Sunday, 14 April 2013
Eric Hesketh Hubbard: art & graft
Eric Hesketh Hubbard was a man of many parts, as the prints you see may suggest. Not only was he a remarkably suave painter, his railway poster designs had the requisite sweep and panache, he published both books and prints, and was good at promoting all of these efforts. The gulf between the way of life he shows in these deceptively simple prints and his own was a big one. While his Romanies and cider-press men travelled the back-roads and heaths of the New Forest, he was sailing across the Atlantic to New York. It sometimes surprises me that he made such workaday woodcuts at all. They were all put out by his Forest Press at Breamore in Hampshire, and in such large numbers, it also surprises me that more haven't come my way.

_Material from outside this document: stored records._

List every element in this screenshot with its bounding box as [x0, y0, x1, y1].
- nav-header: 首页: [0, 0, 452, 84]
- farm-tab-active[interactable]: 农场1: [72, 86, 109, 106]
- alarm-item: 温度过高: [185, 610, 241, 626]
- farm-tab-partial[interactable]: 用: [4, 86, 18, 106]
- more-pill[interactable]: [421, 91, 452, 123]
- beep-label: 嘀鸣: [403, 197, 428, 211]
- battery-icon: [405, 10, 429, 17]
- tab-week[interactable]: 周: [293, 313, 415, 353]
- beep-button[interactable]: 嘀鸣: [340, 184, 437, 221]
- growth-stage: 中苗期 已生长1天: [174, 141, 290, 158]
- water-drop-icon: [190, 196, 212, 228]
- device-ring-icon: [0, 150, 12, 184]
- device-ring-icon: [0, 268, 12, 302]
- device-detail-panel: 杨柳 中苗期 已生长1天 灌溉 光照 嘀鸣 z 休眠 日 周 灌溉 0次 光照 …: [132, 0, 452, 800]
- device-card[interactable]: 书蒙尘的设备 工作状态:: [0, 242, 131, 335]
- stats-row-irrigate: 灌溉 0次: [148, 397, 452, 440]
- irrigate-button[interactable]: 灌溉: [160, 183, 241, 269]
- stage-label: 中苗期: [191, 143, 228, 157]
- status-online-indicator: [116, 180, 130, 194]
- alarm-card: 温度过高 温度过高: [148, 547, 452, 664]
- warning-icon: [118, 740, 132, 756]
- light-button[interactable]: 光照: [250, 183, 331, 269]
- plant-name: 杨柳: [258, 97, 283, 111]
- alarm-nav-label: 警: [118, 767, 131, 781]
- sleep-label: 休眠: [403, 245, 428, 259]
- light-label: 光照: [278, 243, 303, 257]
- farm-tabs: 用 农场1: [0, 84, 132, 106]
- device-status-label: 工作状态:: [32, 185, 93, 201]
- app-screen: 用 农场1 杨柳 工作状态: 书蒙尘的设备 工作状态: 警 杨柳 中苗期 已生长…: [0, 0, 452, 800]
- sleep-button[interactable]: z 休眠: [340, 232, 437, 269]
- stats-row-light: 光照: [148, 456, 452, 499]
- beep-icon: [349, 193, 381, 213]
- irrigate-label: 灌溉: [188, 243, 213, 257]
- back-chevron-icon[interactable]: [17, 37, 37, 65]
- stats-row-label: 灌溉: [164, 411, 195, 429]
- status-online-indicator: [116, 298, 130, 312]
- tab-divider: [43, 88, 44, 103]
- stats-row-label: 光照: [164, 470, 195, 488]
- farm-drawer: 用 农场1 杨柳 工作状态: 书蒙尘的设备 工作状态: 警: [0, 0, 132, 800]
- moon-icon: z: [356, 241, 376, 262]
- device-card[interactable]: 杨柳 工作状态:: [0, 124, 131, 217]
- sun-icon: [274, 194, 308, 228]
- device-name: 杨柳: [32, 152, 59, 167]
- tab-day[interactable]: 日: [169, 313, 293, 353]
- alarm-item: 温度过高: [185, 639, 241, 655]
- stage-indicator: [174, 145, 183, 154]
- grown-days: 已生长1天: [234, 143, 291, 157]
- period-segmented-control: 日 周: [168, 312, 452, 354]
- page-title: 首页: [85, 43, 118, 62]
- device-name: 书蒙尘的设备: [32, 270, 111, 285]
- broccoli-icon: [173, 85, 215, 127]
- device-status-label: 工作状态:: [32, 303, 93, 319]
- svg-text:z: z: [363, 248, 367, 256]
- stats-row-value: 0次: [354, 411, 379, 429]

They have no more in common with the lush woodcuts of the Colour Woodcut Society than they do with the Grosvenor School linocuts in progressive mode. What he did was take the bravura manner and emphatic keyblock of Frank Brangwyn and apply it to the 1920s. Like Brangwyn, he is third force, fertile and with much the same facility, though not so stagey. He avoided fashion like the plague. And perhaps in the end that is part of the appeal. How many artists would set about making a portfolio of old gates in a cathedral close? It isn't chic, but it sure is canny. The other old rogue behind him was Turner. Hesketh Hubbard was nothing if not educated about art and what people wanted.
These are essentially works of translation. Exactly the same thing was said about Yoshijiro Urushibara after he had been working with Frank Brangwyn for a number of years. Unlikely as it sounds, Urushibara took Brangwyn and gave him nuances he could never have found for himself. These prints do something similar. They tone Brangwyn down, and are as likeable as they are blokish. And unlike Brangwyn, they are also deeply English, images of people getting on with things and minding their own business, determindly out of fashion.